A Medical University in Japan is currently facing outrage from the public for allegedly manipulating admission results in order to keep women out of the institution.
The school, Tokyo Medical University, is alleged to have manipulated the test scores of female applicants for years to artificially depress the number of women in the institution’s student body. This has led to public outrage which has also made the university to begin investigation on the matter.
Tokyo Medical University reduced the test scores of women to keep their numbers at about 30 per cent of entering classes, the Yomiuri Shimbun newspaper reported Thursday.
For the 2018 school year, 1,596 men and 1,018 women applied to the school, with 8.8 per cent of men and 2.9 per cent of women accepted, according to the newspaper.
“This medical school’s practice is very shocking and ridiculous,” said Dr.

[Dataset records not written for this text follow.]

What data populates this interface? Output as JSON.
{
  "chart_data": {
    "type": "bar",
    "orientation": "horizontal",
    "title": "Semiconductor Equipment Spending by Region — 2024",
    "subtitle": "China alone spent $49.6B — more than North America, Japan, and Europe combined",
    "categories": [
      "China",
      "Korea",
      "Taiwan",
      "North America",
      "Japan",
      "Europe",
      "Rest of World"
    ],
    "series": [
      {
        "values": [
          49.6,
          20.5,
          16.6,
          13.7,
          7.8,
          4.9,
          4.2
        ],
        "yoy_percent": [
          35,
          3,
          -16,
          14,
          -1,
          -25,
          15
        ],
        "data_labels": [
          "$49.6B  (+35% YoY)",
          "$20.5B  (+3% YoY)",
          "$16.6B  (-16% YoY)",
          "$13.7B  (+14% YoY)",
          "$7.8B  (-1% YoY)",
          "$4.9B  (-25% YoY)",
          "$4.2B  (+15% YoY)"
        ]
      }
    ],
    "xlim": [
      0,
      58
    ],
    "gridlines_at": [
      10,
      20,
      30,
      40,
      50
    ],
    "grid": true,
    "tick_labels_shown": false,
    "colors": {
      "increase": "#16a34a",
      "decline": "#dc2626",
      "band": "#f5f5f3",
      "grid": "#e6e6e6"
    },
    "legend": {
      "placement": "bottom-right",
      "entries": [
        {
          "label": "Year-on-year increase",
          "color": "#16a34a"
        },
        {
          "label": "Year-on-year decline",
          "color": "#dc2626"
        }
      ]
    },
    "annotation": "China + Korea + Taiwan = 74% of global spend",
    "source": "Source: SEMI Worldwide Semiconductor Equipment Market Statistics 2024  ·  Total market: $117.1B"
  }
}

Takako Tsuda, an anaesthesiologist who is chairwoman of the Japan Joint Association of Medical Professional Women. “This practice should be stopped now.”
Yoshimasa Hayashi, Japan’s education minister, ordered an investigation into the school’s admissions procedures over the past six years.
“Discriminating against female students in entrance exams is absolutely unacceptable,” Hayashi told reporters Thursday.
The discrimination began after 2010, when the number of successful female applicants increased sharply, the Yomiuri Shimbun said.
The newspaper quoted an unnamed source as saying that school administrators justified the practice out of the belief that women were more likely to drop out of the profession after marriage or childbirth.
TBS, a television network, cited an unnamed former university admissions official as saying the practice was commonplace among medical schools and that administrators did not see anything wrong with it.
A university spokesman declined to comment.